US Criticizes Russian Inaction In WWII Prison Camp Probe

WASHINGTON (AP)--The U.S. Defense Department is turning up the heat on the
Russian government for ignoring pleas to cooperate in verifying an expanding
body of anecdotal evidence that U.S. servicemen from World War II and the
Korean War were secretly held in prison camps in Siberia. Russian inaction
has made the effort to confirm information about the presence of Americans
in the gulag -the network of penal camps that stretched across the former
Soviet Union - "a distinctly unilateral U.S. pursuit," Norman Kass, a leader
of the Pentagon project, wrote in the introduction to a new compendium of
reported sightings of Americans in the camps.
The report, released Friday by the Defense POW/MIA Office, includes a
reference to a Polish citizen who grew up in a village near the Russian city
of Bulun, on the Lena River, and who said that her father had known an
American named Stanley Warner while both were imprisoned at Bulun in the
1950s.
Among the U.S. servicemen listed as missing from World War II is a Stanley
L. Warner, a Navy reservist from Michigan.
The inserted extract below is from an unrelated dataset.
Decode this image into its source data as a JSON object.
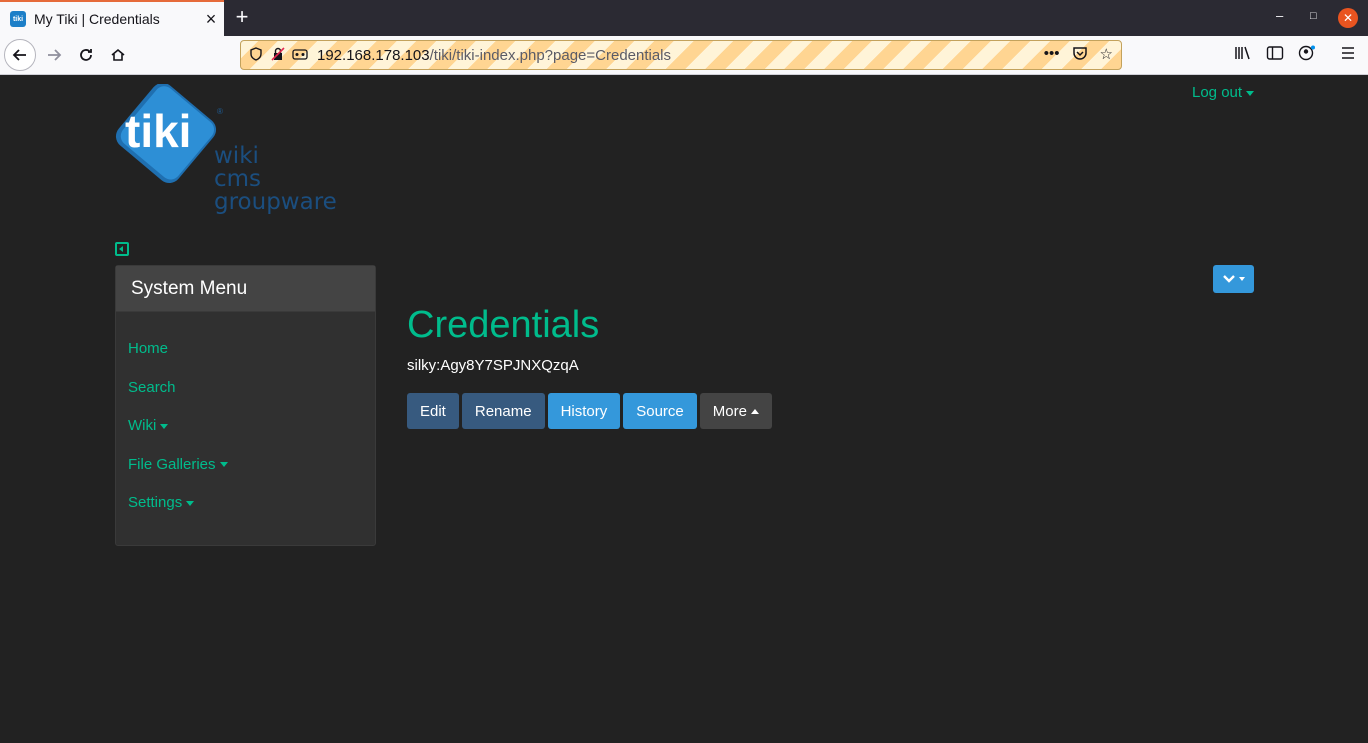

Kass said this possible
connection is being pursued further.
Kass said efforts to gain wider access for U.S. investigators to former
Soviet security and military intelligence officers with possible knowledge
of foreigners in the gulag have stalled.
That has left the Pentagon about where it was four years ago, when it made
public its first report on this matter, which became known as the Gulag
Study. The Pentagon then proposed a joint U.S.-Russian investigation to
include visits to sites where Americans were said to have been held. The
Russians balked, and the U.S. side is still pressing for a partnership.
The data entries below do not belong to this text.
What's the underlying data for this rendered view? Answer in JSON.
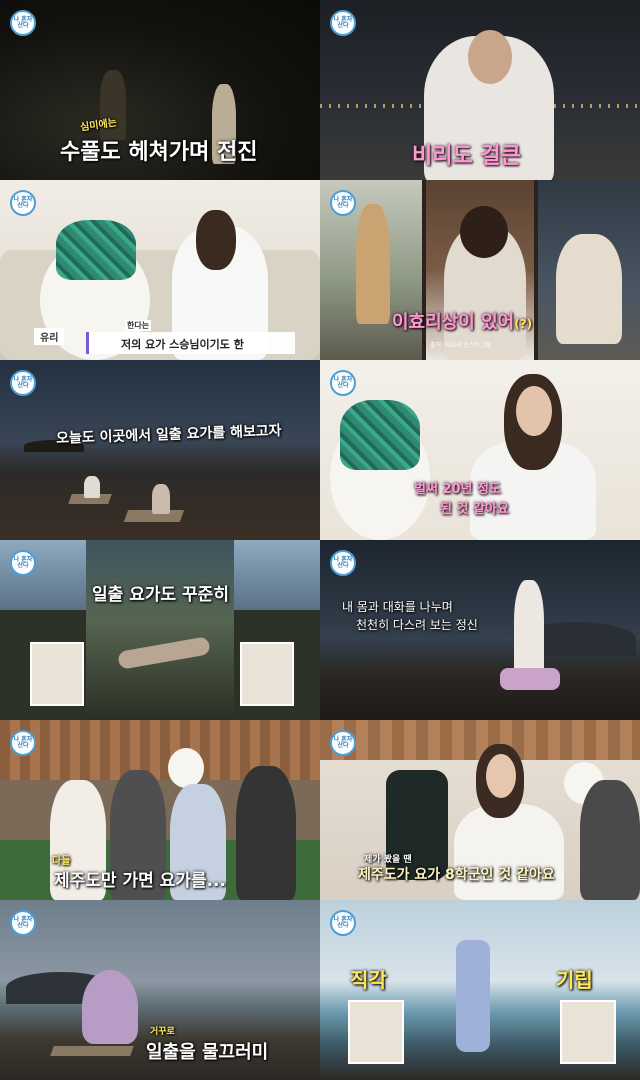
{
  "logo": {
    "label": "나 혼자 산다"
  },
  "panels": {
    "p1": {
      "caption_prefix": "심미에는",
      "caption_main": "수풀도 헤쳐가며 전진"
    },
    "p2": {
      "caption": "비리도 걸큰"
    },
    "p3": {
      "name_tag": "유리",
      "subtitle_label": "한다는",
      "subtitle": "저의 요가 스승님이기도 한"
    },
    "p4": {
      "caption": "이효리상이 있어",
      "caption_suffix": "(?)",
      "credit": "출처: 이효리 인스타그램"
    },
    "p5": {
      "caption": "오늘도 이곳에서 일출 요가를 해보고자"
    },
    "p6": {
      "caption_line1": "벌써 20년 정도",
      "caption_line2": "된 것 같아요"
    },
    "p7": {
      "caption": "일출 요가도 꾸준히"
    },
    "p8": {
      "line1": "내 몸과 대화를 나누며",
      "line2": "천천히 다스려 보는 정신"
    },
    "p9": {
      "caption_prefix": "다들",
      "caption_main": "제주도만 가면 요가를..."
    },
    "p10": {
      "caption_small": "제가 봤을 땐",
      "caption_main": "제주도가 요가 8학군인 것 같아요"
    },
    "p11": {
      "caption_small": "거꾸로",
      "caption_main": "일출을 물끄러미"
    },
    "p12": {
      "left_label": "직각",
      "right_label": "기립"
    }
  }
}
Kass said in an interview that he sees no indication that the Russians are
warming to the idea.
"In fact it's fair to say there's been largely a position of non-pursuit" by
the Russians, he said. "We're still waiting for the Russians to define their
position" on whether they even want to continue with the U.S.-Russian Joint
Commission on POW/MIAs, created in 1992. The commission hasn't met in full
session since November 2002, and Kass blamed "disarray" on the Russian side.

In the meantime, Kass' office is pointing to its updated Gulag Study as
evidence that its own researchers, archivists and investigators are still
actively searching for a breakthrough.
"Several points have become clear," the study says. "First, Americans,
including American servicemen, were imprisoned in the former Soviet Union."
It adds, "Despite our extensive efforts we have not yet acquired definitive,
verifiable information" to find the prisoners' fate.
The Russian government has been deeply skeptical of the evidence available
so far - mainly eyewitness and second-hand oral and written accounts with
limited details and little or no documentation.
The Russians have questioned the authenticity and validity of one of the
Pentagon's most compelling sources, a Russian emigre who claims he learned
while in internal Soviet exile that dozens of U.S. servicemen - some
identified by name - were imprisoned in the gulag in the 1950s.